A fierce battle has broken out among top executives at Live Nation Inc. over the concert-promotion company’s ambitious strategy to reshape the struggling music industry by making wide-ranging but expensive deals with artists such as Madonna and Jay-Z, the Wall Street Journal reports.
The battle is over the limits of that strategy, in which Live Nation has pledged hundreds of millions of dollars to a handful of performers in return for exclusive rights to release their recordings, promote their concert tours and sell T-shirts and other merchandise bearing their images.
Having laid out so much cash — an estimated $120 million for Madonna and $150 million for Jay-Z alone — Live Nation Chief Executive Michael Rapino has sought to slow the pace of deal making so he can ascertain that deals already struck are working before entering new ones.
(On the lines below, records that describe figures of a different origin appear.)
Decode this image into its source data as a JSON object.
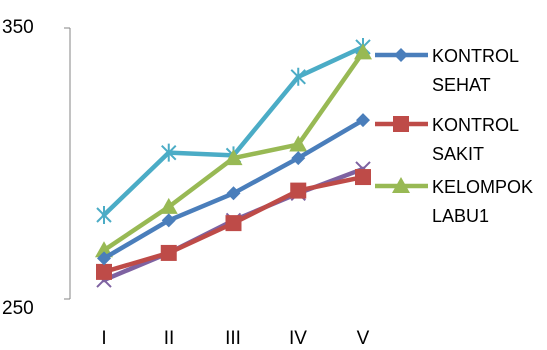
{
  "chart_data": {
    "type": "line",
    "title": "",
    "xlabel": "",
    "ylabel": "",
    "categories": [
      "I",
      "II",
      "III",
      "IV",
      "V"
    ],
    "ylim": [
      250,
      350
    ],
    "y_tick_labels": [
      "350",
      "250"
    ],
    "y_ticks": [
      350,
      250
    ],
    "grid": false,
    "legend_position": "right",
    "series": [
      {
        "name": "KONTROL SEHAT",
        "legend_lines": [
          "KONTROL",
          "SEHAT"
        ],
        "color": "#4A7EBB",
        "marker": "diamond",
        "values": [
          265,
          279,
          289,
          302,
          316
        ]
      },
      {
        "name": "KONTROL SAKIT",
        "legend_lines": [
          "KONTROL",
          "SAKIT"
        ],
        "color": "#BE4B48",
        "marker": "square",
        "values": [
          260,
          267,
          278,
          290,
          295
        ]
      },
      {
        "name": "KELOMPOK LABU1",
        "legend_lines": [
          "KELOMPOK",
          "LABU1"
        ],
        "color": "#98B954",
        "marker": "triangle",
        "values": [
          268,
          284,
          302,
          307,
          341
        ]
      },
      {
        "name": "",
        "legend_lines": [],
        "color": "#7E62A1",
        "marker": "x",
        "values": [
          257,
          267,
          279,
          289,
          298
        ]
      },
      {
        "name": "",
        "legend_lines": [],
        "color": "#4BACC6",
        "marker": "star",
        "values": [
          281,
          304,
          303,
          332,
          343
        ]
      }
    ]
  }
}
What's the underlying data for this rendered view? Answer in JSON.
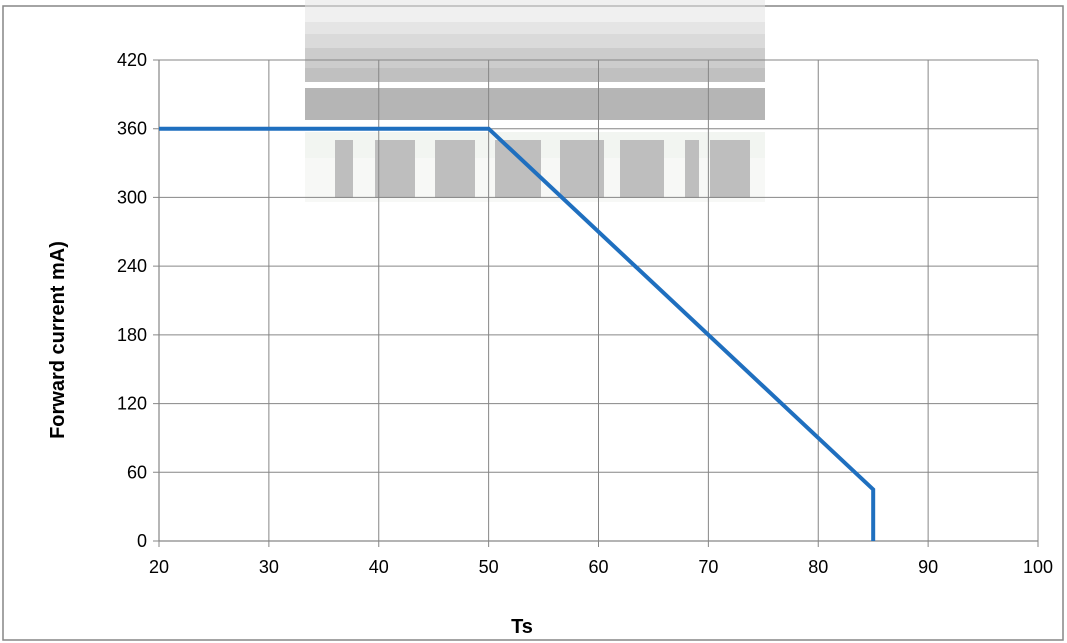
{
  "chart_data": {
    "type": "line",
    "title": "",
    "xlabel": "Ts",
    "ylabel": "Forward current    mA)",
    "xlim": [
      20,
      100
    ],
    "ylim": [
      0,
      420
    ],
    "x_ticks": [
      20,
      30,
      40,
      50,
      60,
      70,
      80,
      90,
      100
    ],
    "y_ticks": [
      0,
      60,
      120,
      180,
      240,
      300,
      360,
      420
    ],
    "grid": true,
    "legend": "none",
    "series": [
      {
        "color": "#1f6fbf",
        "points": [
          {
            "x": 20,
            "y": 360
          },
          {
            "x": 50,
            "y": 360
          },
          {
            "x": 85,
            "y": 45
          },
          {
            "x": 85,
            "y": 0
          }
        ]
      }
    ]
  }
}
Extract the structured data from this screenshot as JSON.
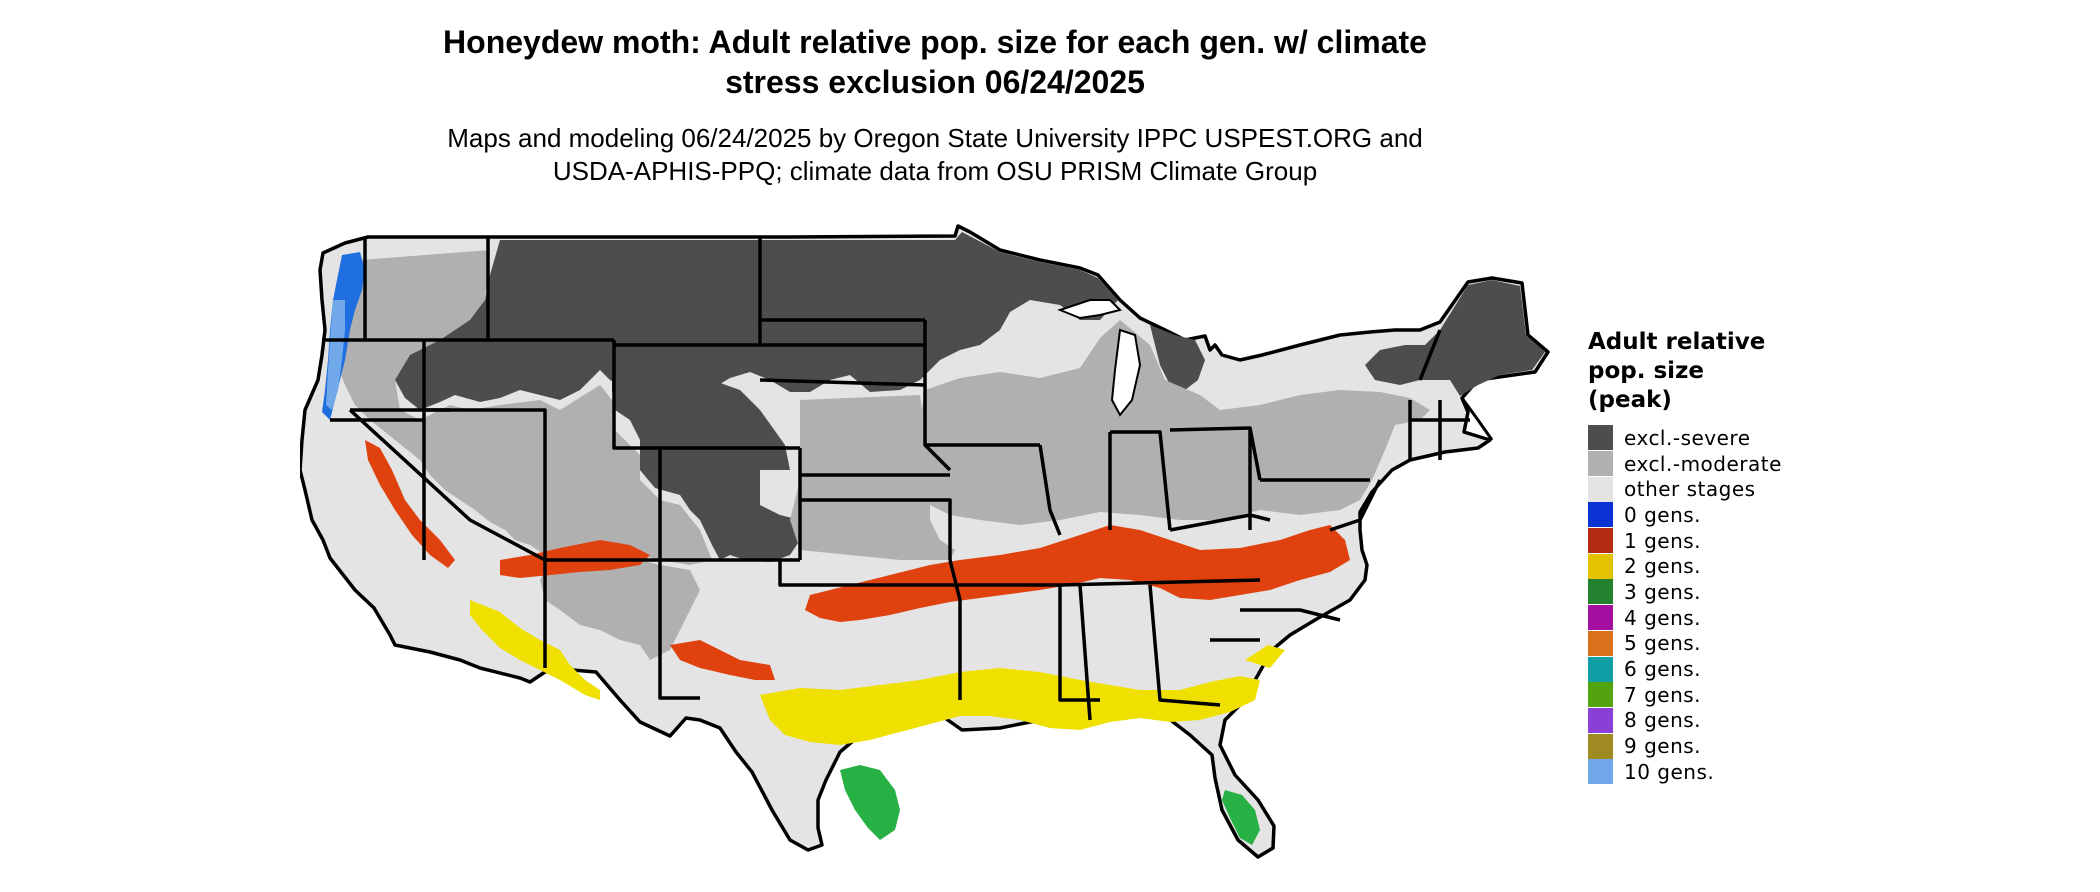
{
  "header": {
    "title_lines": [
      "Honeydew moth: Adult relative pop. size for each gen. w/ climate",
      "stress exclusion 06/24/2025"
    ],
    "subtitle_lines": [
      "Maps and modeling 06/24/2025 by Oregon State University IPPC USPEST.ORG and",
      "USDA-APHIS-PPQ; climate data from OSU PRISM Climate Group"
    ]
  },
  "legend": {
    "title_lines": [
      "Adult relative",
      "pop. size",
      "(peak)"
    ],
    "items": [
      {
        "label": "excl.-severe",
        "color": "#4d4d4d"
      },
      {
        "label": "excl.-moderate",
        "color": "#b0b0b0"
      },
      {
        "label": "other stages",
        "color": "#e4e4e4"
      },
      {
        "label": "0 gens.",
        "color": "#0b33d4"
      },
      {
        "label": "1 gens.",
        "color": "#b32b10"
      },
      {
        "label": "2 gens.",
        "color": "#e3c200"
      },
      {
        "label": "3 gens.",
        "color": "#23822d"
      },
      {
        "label": "4 gens.",
        "color": "#a3109f"
      },
      {
        "label": "5 gens.",
        "color": "#d9701a"
      },
      {
        "label": "6 gens.",
        "color": "#109fa5"
      },
      {
        "label": "7 gens.",
        "color": "#53a30f"
      },
      {
        "label": "8 gens.",
        "color": "#8a3fd6"
      },
      {
        "label": "9 gens.",
        "color": "#a08a22"
      },
      {
        "label": "10 gens.",
        "color": "#70a8ea"
      }
    ]
  }
}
But the company’s chairman, concert promoter Michael Cohl, wants to quickly strike deals with as many as 15 more artists.
According to people familiar with the matter, the dispute in recent weeks boiled over into a full-blown feud, with Mr. Cohl threatening to leave Beverly Hills, Calif.-based Live Nation.
The company’s board at one point was prepared to intervene, setting up a subcommittee to bring the two executives together in Dallas for peace talks. The pair have since resumed speaking to each other, a person familiar with the situation says, and Mr. Cohl has dropped his threat to leave. But the debate over how far Live Nation can push its strategy remains unresolved.
Messrs. Rapino and Cohl couldn’t be reached for comment.
The music business has looked on with fascination in recent months as Live Nation spent huge sums to attract not just Madonna and Jay-Z, but also Irish rockers U2 and teen sensations the Jonas Brothers; the latter two deals give the company fewer rights, and so are presumably less lucrative.